• SHARE

Sega started off on the wrong foot when it launched its 128-bit Dreamcast game console in Japan Nov. 27, 1999, and has been unable to regain its balance ever since.

Due to chip shortages, Sega only managed to ship 150,000 consoles at the launch. Though Sega executives hoped to sell well over 1 million consoles by the end of the year, they had barely reached 900,000 by February. In March, PlayStation 2 launched, and the market became Sony’s.

The U.S. launch of Dreamcast had more impact. Sega sold more than 1 million consoles at its launch, but sales still turned soft. By January, U.S. Dreamcast sales seemed to be in the same doldrums as sales in Japan.

With Sony’s PlayStation2 coming out in the second half of 2000, and new consoles from Nintendo and Microsoft in the not-too-distant future, Sega of America executives set to work looking for ways to step up their business.

In May, Sega announced plans to create SegaNet, an Internet service provider that would be specially designed to work with Dreamcast’s 56K modem. Over the summer, Sega dropped the U.S. price of Dreamcast to $149.99, and offered free consoles to consumers who signed an 18-month contract with SegaNet.

“The decision to drop the price of Dreamcast to $149 was made after a number of meetings with Japan based upon where we needed to go with the install base,” claims Sega of America president and COO Peter Moore. Sega ended the summer with just over 2 million consoles sold, according to Moore, and the company needed to bring in the next wave of consumers. “We’re [now] going after that next cusp of users where price becomes a little more sensitive.”

With a lower price, a wave of attractive new games that included NFL 2K1 and Jet Grind Radio, and a well-run ISP, Sega saw its sales more than double in September.

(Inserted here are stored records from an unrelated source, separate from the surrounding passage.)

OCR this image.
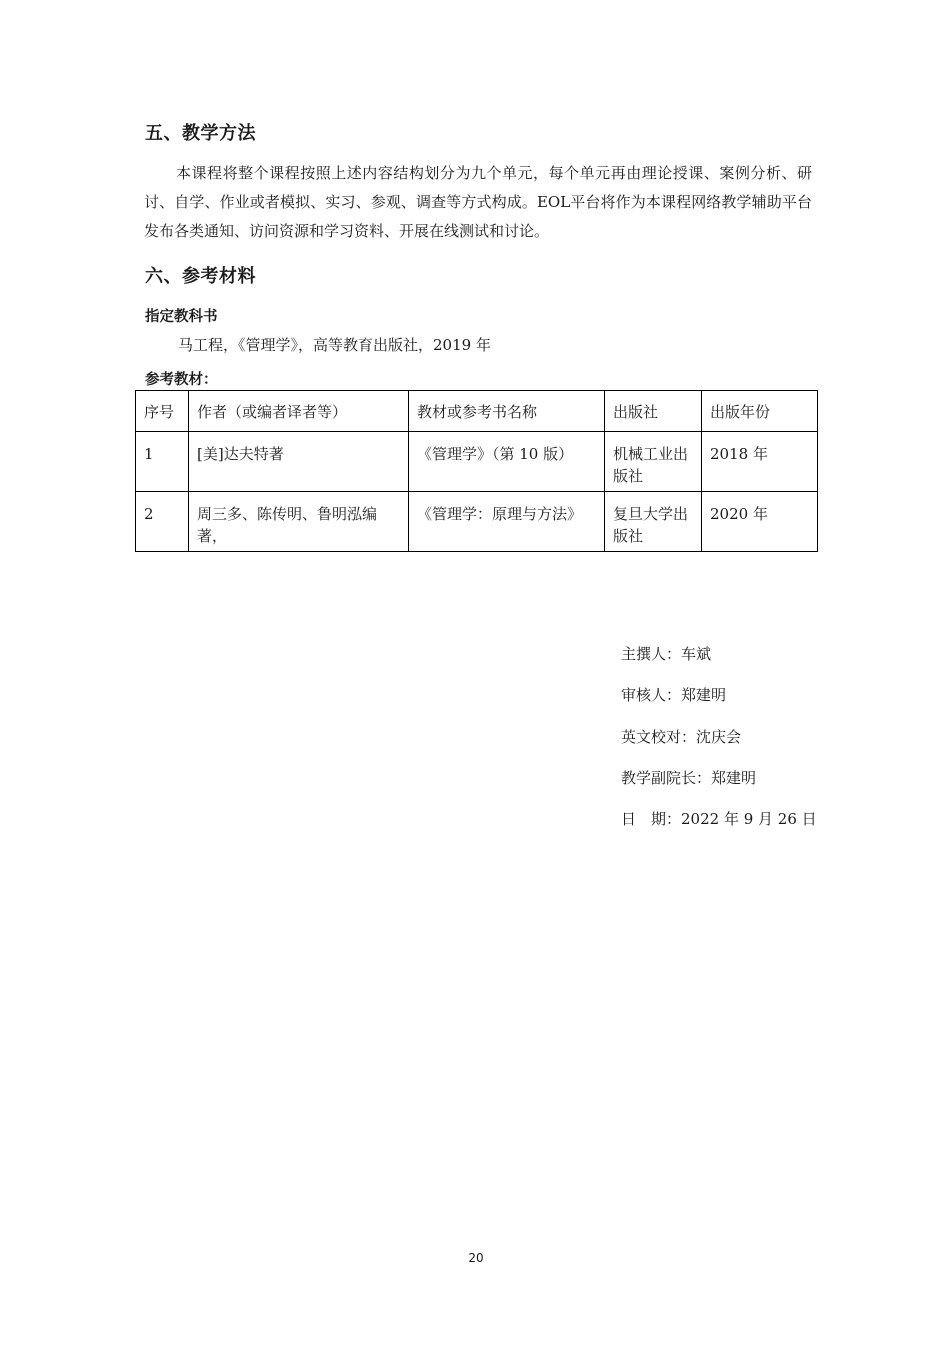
五、教学方法
本课程将整个课程按照上述内容结构划分为九个单元，每个单元再由理论授课、案例分析、研讨、自学、作业或者模拟、实习、参观、调查等方式构成。EOL平台将作为本课程网络教学辅助平台发布各类通知、访问资源和学习资料、开展在线测试和讨论。
六、参考材料
指定教科书
马工程，《管理学》，高等教育出版社，2019 年
参考教材：
序号	作者（或编者译者等）	教材或参考书名称	出版社	出版年份
1	[美]达夫特著	《管理学》（第 10 版）	机械工业出版社	2018 年
2	周三多、陈传明、鲁明泓编著，	《管理学：原理与方法》	复旦大学出版社	2020 年
主撰人：车斌
审核人：郑建明
英文校对：沈庆会
教学副院长：郑建明
日　期：2022 年 9 月 26 日
20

“Dreamcast has definitely built some momentum from where it started early in the year. Sega will sell in the neighborhood of 1.5 million, compared to the 1.4 [million] last year,” says analyst Richard Doherty of Envisioneering. “I think they will do a little better this year.”

But part of Sega’s success came from an unforeseeable circumstance — a shortage of PlayStation2s.

Like their Japanese counterparts, U.S. video game enthusiasts seemed anxious to get their hands on Sony’s PlayStation2. In September, Sony announced that it would only ship half the inventory it had planned to bring in to the U.S. for the October launch.

Sony originally announced plans to ship in 1 million units at launch. That number was slashed to 500,000 with an additional 100,000 shipped in every week after launch. (According to tracking estimates, the original shipment was closer to 400,000 consoles.)

With the holidays coming and millions of consumers primed to purchase a new video game system, this opened the doors for Sega to increase its holiday projections.

“It’s really difficult to put a number on this,” says Moore, “but incrementally, it’s going to be in the hundreds of thousands of units on top of what we had already planned to be a very strong holiday period.”

“As long as we have a situation where Sony is supply constrained on PS2, that is a marginal benefit,” says Doherty, who takes a more wait-and-see attitude as to how large Sega’s holiday sales will be. Doherty, who points to the importance of software in hardware sales, has questions about Sega’s future library. “Third-party guys are only mildly committed to supporting Dreamcast. The creation of future games will almost completely be in Sega’s hands.”

But Moore remains confident about his company’s future. He believes that with the additional sales from Sony’s stumble, Sega will be able to create a large enough customer base to survive the launches of PlayStation2, Nintendo Gamecube, and Microsoft Xbox.

“We are still on target to have an install base of 5 million units of Dreamcast by March 31, 2001,” says Moore. “We are focusing on sales of somewhere between 1.4 to 1.6 million units of Dreamcast that will flow through retail in the next 90 days or so.”